Reliability Engineering Courses (ENRE)

ENRE 600 – FUNDAMENTALS OF FAILURE MECHANISMS (3 credits) This Core course is required for all Reliability Engineering PhD students.

Introduces the student to some basic principles of reliability engineering and reliability physics.  The approach is to provide a general toolset by which engineers can understand how to consider reliability in all phases of the design and manufacture of a product.  The emphasis is on integrating statistics and probability with understanding the fundamental physics of processes that lead to failures.

ENRE 602 – RELIABILITY ANALYSIS (3 credits) This Core course is required for all Reliability Engineering PhD students.

Principal methods of reliability analysis, including fault tree and reliability block diagrams; Failure Mode and Effects Analysis (FMEA); event tree construction and evaluation; reliability data collection and analysis; methods of modeling systems for reliability analysis. Focus on problems related to process industries, fossil-fueled power plant availability, and other systems of concern to engineers.

ENRE 620 – MATHEMATICAL TECHNIQUES OF RELIABILITY ENGINEERING (3 credits) Prerequisites: MATH 246 or permission of department.

Basic probability and statistics Application of selected mathematical techniques to the analysis and solution of reliability engineering problems.  Applications of matrices, vectors, tensors, differential equations, integral transforms, and probability methods to a wide range of reliability-related problems.

ENRE 640 – COLLECTION AND ANALYSIS OF RELIABILITY DATA (3 credits) Prerequisites: ENRE 620 and ENRE 602.

Basic life model concepts.  Probabilistic life models, for components with both time-independent and time-dependent loads. Data analysis, parametric and nonparametric estimation of basic time-to-failure distributions. Data analysis for systems.  Accelerated life models.  Repairable systems modeling.

ENRE 641 – Probabilistic Physics of Failure and Accelerated Testing (3 credits)

Models for life testing at constant stress.  Graphical and analytical methods.  Test plans for accelerated testing.  Competing failure modes and size effects.  Models and data analyses for step and time-varying stresses.  Optimizing of test plans

ENRE 645 – HUMAN RELIABILITY ANALYSIS (3 credits) Prerequisites: ENRE 600 and ENRE 602; or permission of department.

Credit will be granted for only one of the following: ENRE 645, or ENSE 606.  Methods of solving practical human reliability problems, the THERP, SLIM, OAT, and SHARP methods, performance shaping factors, human-machine systems analysis, distribution of human performance. and uncertainty bounds, skill levels, source of human error probability data, examples and case studies.

ENRE 648 – SPECIAL PROBLEMS IN RELIABILITY ENGINEERING (1-6 credits)

Repeatable to 6 credits if content differs. For students who have definite plans for individual study of faculty-approved problems.  Credit given according to the extent of work.

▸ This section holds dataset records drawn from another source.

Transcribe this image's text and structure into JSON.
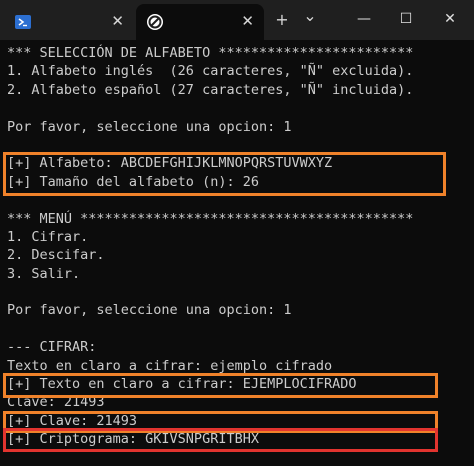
{
  "tabs": [
    {
      "kind": "powershell",
      "active": false
    },
    {
      "kind": "app",
      "active": true
    }
  ],
  "controls": {
    "close_glyph": "✕",
    "new_tab_glyph": "+",
    "dropdown_glyph": "⌄",
    "minimize_glyph": "—",
    "maximize_glyph": "☐",
    "window_close_glyph": "✕"
  },
  "colors": {
    "orange_highlight": "#f0822a",
    "red_highlight": "#e3342f",
    "terminal_bg": "#0c0c0c",
    "terminal_fg": "#cccccc"
  },
  "terminal": {
    "lines": [
      "*** SELECCIÓN DE ALFABETO ************************",
      "1. Alfabeto inglés  (26 caracteres, \"Ñ\" excluida).",
      "2. Alfabeto español (27 caracteres, \"Ñ\" incluida).",
      "",
      "Por favor, seleccione una opcion: 1",
      "",
      "[+] Alfabeto: ABCDEFGHIJKLMNOPQRSTUVWXYZ",
      "[+] Tamaño del alfabeto (n): 26",
      "",
      "*** MENÚ *****************************************",
      "1. Cifrar.",
      "2. Descifar.",
      "3. Salir.",
      "",
      "Por favor, seleccione una opcion: 1",
      "",
      "--- CIFRAR:",
      "Texto en claro a cifrar: ejemplo cifrado",
      "[+] Texto en claro a cifrar: EJEMPLOCIFRADO",
      "Clave: 21493",
      "[+] Clave: 21493",
      "[+] Criptograma: GKIVSNPGRITBHX"
    ]
  }
}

ENRE 655 – ADVANCED METHODS IN RELIABILITY MODELING (3) Prerequisites: None. 

Bayesian methods and applications, estimation of rare event frequencies, uncertainty analysis and propagation methods, reliability analysis of dynamic systems, analysis of dependent failures, reliability of repairable systems, human reliability analysis methods, and theory of logic diagrams and application to systems reliability.

ENRE 670 – RISK ASSESSMENT FOR ENGINEERS I (3 credits) Prerequisite: ENRE 602.

Why study risk, sources of risk, probabilistic risk assessment procedure, factors affecting risk acceptance, statistical risk acceptance analysis, psychometric risk acceptance, perception of risk, comparison or risks, consequence analysis, risk-benefit assessment.  Risk analysis performed for light water reactors, chemical industry, and dams.  Class projects on risk management concepts.

ENRE 671 – RISK ASSESSMENT FOR ENGINEERS II (3 credits) Prerequisite: ENRE 670.

The course covers advanced techniques for performing quantitative risk assessment.  The fundamental theory of systems risk modeling, methods for vulnerability identification, risk scenario development, and probability assessment are presented.  Also covered are methods for risk results presentation, and several example applications.

ENRE 684 – INFORMATION SECURITY (3 credits)  Prerequisites: None. 

This course is divided into three major components:  overview, detailed concepts, and implementation techniques.  The topics to be covered are: general security concerns and concepts from both a technical and management point of view, principles of security, architectures, access control and multi-level security, trojan horses, covert channels, trap doors, hardware security mechanisms, security models, security kernels, formal specifications and verification, networks and distribution systems and risk analysis.